Most kerning in Latin fonts involves diagonal or overhanging shapes., i.e. the shapes that are exceptional to the straight-straight, round-round, and straight-round relationships that determine the default spacing.
The only times you should ever find yourself kerning a straight to a round is an uppercase straight being followed by a lowercase round, which in some designs might benefit from being slightly tightened.
When I'm kerning, I look at everything, including straight-straight, etc. in context of words, because its a process that I find useful to confirm default spacing. But when I examine the results in the kerning, I typically see the same set of kern pairs involving diagonals and overhang shapes.
How many "kern pairs" did some of the most famous letterpress types have?
None. And diagonal and overhang shapes produced big gaps within words. We can do better.

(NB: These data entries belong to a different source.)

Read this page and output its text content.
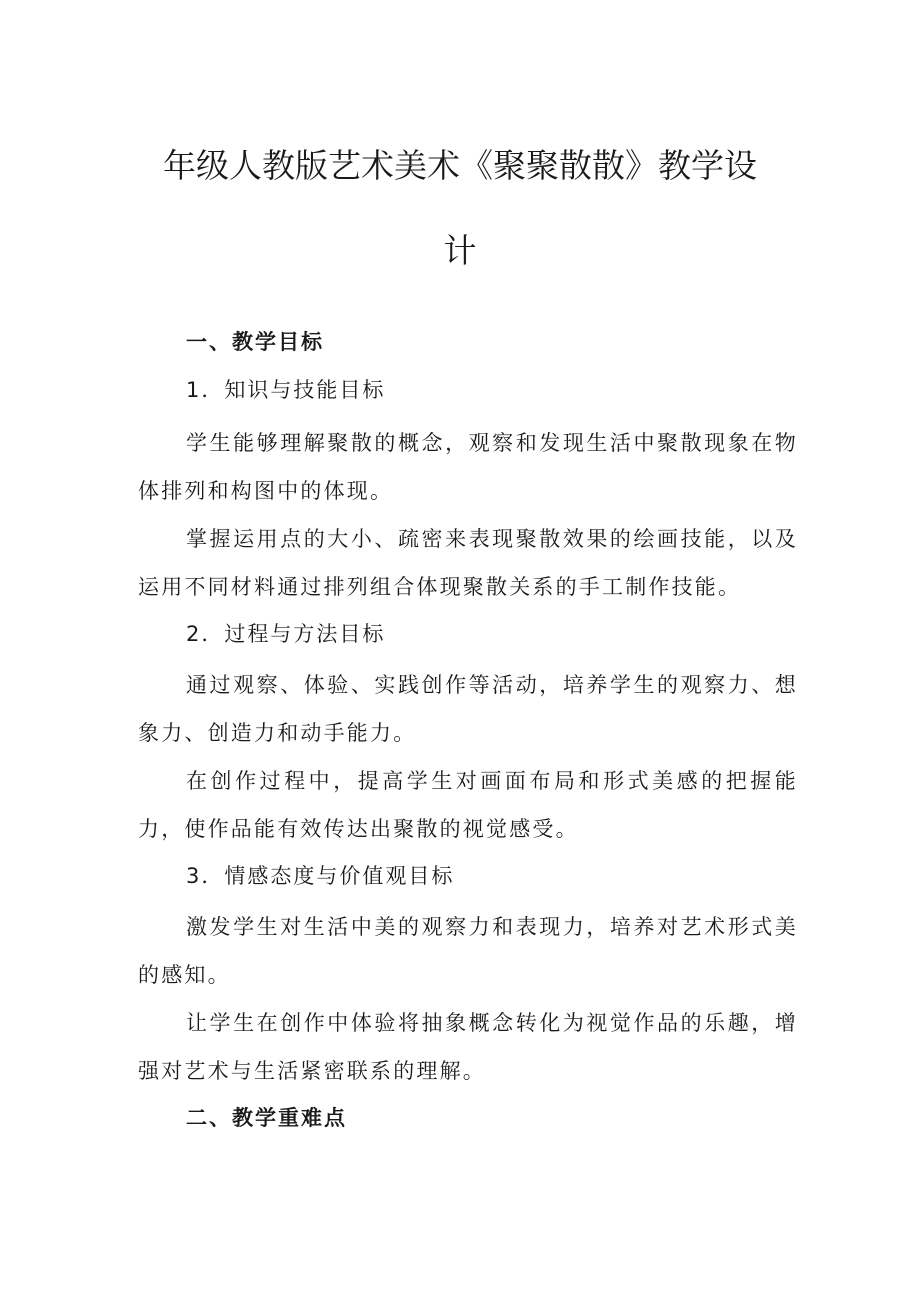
年级人教版艺术美术《聚聚散散》教学设
计
一、教学目标
1．知识与技能目标

学生能够理解聚散的概念，观察和发现生活中聚散现象在物体排列和构图中的体现。

掌握运用点的大小、疏密来表现聚散效果的绘画技能，以及运用不同材料通过排列组合体现聚散关系的手工制作技能。

2．过程与方法目标

通过观察、体验、实践创作等活动，培养学生的观察力、想象力、创造力和动手能力。

在创作过程中，提高学生对画面布局和形式美感的把握能力，使作品能有效传达出聚散的视觉感受。

3．情感态度与价值观目标

激发学生对生活中美的观察力和表现力，培养对艺术形式美的感知。

让学生在创作中体验将抽象概念转化为视觉作品的乐趣，增强对艺术与生活紧密联系的理解。

二、教学重难点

[My IUC39 presentation Beyond Shaping provides an overview of the steps involved in text processing and display with OpenType, which might be helpful in making sense of the issues raised in this thread. Yes, there are multiple shaping/layout engines at play — with some inconsistencies as noted in the presentation —, but they all follow basically the same overall model.]
Hrant, as someone who almost always disagrees with you but sometimes values your input, I hope you won't be offended if I point out that there's a steady decline in the quality of your discourse over the course of this thread, with your last post consisting of little more than a series of slogans. You can do better than this, and I'm afraid you'll have to if you want to continue a conversation. I find absolutely no value in talking to you when you're being like this.
Very much earlier than that, I think. I don't recall seeing the rounded р in any 19th Century Russian text faces — which is not to say that they don't exist, only that the seriffed form seems to have become the primary model well before the 20th Century. Indeed, I wonder if the rounded form made it until the end of the 18th?